Emergency personnel were still present at New Haven Green early Wednesday evening, and planned to remain in the park throughout the night. Just over a month ago, on July 4, another batch of synthetic marijuana caused 14 overdoses, most of them at New Haven Green, the police said. Two years ago, a fentanyl-laced drug was linked to two deaths and 16 overdoses in New Haven.

“It’s not unusual to see a large group of people overdosing, but not at this alarming rate,” Hartman said.

Often sold by corner stores in brightly colored packages under several brand names, K2 is made of a variety of dried plants and lawn clippings sprayed with industrial chemicals.
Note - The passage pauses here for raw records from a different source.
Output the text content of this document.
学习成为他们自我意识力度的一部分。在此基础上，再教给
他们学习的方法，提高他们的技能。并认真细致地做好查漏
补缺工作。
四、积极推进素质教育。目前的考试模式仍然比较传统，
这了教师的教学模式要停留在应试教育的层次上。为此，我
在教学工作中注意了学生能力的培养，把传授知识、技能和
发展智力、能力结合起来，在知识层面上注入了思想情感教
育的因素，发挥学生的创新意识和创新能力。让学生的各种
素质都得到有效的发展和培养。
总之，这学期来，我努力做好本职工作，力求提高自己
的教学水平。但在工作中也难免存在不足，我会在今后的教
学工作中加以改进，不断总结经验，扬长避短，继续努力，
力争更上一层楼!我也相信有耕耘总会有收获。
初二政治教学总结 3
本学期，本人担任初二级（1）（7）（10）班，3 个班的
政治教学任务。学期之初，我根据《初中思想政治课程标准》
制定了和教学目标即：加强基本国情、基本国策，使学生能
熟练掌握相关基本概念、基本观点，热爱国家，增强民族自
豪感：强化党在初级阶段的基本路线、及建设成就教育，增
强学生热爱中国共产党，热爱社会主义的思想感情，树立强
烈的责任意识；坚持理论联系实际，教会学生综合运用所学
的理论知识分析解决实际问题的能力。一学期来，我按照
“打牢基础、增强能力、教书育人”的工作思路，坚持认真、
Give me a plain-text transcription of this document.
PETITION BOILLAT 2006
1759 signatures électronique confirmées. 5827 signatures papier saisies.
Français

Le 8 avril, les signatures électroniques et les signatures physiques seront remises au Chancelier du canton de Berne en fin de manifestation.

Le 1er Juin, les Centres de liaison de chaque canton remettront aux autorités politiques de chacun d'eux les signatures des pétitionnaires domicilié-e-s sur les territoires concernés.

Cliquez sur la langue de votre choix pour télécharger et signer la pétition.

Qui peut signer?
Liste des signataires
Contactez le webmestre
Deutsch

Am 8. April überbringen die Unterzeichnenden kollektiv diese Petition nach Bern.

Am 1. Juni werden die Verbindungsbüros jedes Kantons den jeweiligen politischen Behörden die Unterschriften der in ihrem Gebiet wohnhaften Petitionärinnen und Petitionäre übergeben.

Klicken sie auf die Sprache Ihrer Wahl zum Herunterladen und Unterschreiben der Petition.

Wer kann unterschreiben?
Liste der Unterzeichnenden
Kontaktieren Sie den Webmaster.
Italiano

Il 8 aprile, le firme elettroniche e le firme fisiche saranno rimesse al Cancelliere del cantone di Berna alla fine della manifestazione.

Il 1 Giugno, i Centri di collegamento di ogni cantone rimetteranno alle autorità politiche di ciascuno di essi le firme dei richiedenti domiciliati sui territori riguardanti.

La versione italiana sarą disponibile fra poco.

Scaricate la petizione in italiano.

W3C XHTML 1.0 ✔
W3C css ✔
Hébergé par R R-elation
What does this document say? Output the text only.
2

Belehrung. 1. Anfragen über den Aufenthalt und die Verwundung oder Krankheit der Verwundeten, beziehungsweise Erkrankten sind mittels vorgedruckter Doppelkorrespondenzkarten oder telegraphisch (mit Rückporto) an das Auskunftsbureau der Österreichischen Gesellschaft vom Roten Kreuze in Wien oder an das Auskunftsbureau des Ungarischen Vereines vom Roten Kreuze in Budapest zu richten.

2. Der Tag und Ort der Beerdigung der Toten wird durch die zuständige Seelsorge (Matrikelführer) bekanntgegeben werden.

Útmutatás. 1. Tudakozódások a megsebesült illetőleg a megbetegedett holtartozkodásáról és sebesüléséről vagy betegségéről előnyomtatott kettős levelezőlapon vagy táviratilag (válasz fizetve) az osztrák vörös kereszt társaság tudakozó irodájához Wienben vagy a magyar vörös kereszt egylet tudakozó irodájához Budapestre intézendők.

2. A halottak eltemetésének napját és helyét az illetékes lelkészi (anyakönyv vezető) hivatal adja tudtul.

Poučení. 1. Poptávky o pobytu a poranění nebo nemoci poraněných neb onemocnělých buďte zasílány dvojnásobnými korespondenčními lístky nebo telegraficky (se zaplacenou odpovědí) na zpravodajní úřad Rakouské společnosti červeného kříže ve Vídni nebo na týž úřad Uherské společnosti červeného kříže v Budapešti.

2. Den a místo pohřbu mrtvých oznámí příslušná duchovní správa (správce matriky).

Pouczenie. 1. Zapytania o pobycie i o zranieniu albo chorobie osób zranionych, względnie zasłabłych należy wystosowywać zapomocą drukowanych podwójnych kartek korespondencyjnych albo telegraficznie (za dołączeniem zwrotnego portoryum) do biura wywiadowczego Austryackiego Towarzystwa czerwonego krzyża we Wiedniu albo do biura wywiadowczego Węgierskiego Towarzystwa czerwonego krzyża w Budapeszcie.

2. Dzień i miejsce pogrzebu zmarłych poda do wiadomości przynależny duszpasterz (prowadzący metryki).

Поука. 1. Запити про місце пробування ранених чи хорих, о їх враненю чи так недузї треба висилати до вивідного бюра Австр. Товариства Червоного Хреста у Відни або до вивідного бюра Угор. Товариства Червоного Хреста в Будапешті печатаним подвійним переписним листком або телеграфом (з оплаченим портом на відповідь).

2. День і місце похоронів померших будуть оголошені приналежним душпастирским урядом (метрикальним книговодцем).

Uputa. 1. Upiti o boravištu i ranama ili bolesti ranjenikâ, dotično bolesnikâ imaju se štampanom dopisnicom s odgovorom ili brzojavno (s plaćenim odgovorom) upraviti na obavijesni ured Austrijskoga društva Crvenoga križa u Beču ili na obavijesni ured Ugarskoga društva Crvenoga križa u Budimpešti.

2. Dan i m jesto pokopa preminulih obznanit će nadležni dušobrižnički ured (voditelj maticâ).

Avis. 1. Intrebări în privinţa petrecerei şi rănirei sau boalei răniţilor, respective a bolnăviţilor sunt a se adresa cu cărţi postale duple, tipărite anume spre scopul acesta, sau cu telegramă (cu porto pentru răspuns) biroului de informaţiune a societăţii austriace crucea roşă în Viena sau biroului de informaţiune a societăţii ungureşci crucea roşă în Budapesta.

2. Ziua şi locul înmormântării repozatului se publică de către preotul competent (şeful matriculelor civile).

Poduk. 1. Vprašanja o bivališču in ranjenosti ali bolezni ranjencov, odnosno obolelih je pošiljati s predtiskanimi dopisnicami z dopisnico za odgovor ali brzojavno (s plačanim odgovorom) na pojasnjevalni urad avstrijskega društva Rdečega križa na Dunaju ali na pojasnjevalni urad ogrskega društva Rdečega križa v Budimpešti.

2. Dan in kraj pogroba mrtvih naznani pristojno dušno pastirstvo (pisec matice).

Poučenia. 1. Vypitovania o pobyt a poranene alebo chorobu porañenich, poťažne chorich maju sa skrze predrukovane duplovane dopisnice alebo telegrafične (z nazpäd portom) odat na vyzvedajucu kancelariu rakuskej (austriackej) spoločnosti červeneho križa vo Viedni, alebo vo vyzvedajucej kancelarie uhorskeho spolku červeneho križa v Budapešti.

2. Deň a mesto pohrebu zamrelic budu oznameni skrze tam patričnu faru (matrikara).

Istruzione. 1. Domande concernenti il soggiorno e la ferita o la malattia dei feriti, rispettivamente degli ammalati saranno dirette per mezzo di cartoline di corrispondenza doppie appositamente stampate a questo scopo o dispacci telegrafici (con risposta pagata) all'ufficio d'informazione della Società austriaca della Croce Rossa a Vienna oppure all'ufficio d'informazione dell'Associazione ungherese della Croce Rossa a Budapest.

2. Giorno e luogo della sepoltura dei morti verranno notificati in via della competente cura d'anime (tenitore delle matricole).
Synthetic cannabinoids have been found in K2 blends, along with other chemicals known to cause severe kidney damage, nausea, elevated heart rates and vomiting.

Mass overdoses on K2 have happened regularly in New York City over the past few years. In May, 56 people were treated for K2 overdoses in the Bushwick neighborhood of Brooklyn, near the intersection of Broadway and Myrtle Street.

During a three-day stretch in July 2016, at least 130 people across New York City were hospitalized after overdosing on K2, with at least 33 people becoming sick in a neighborhood along the border of Bedford-Stuyvesant and Bushwick.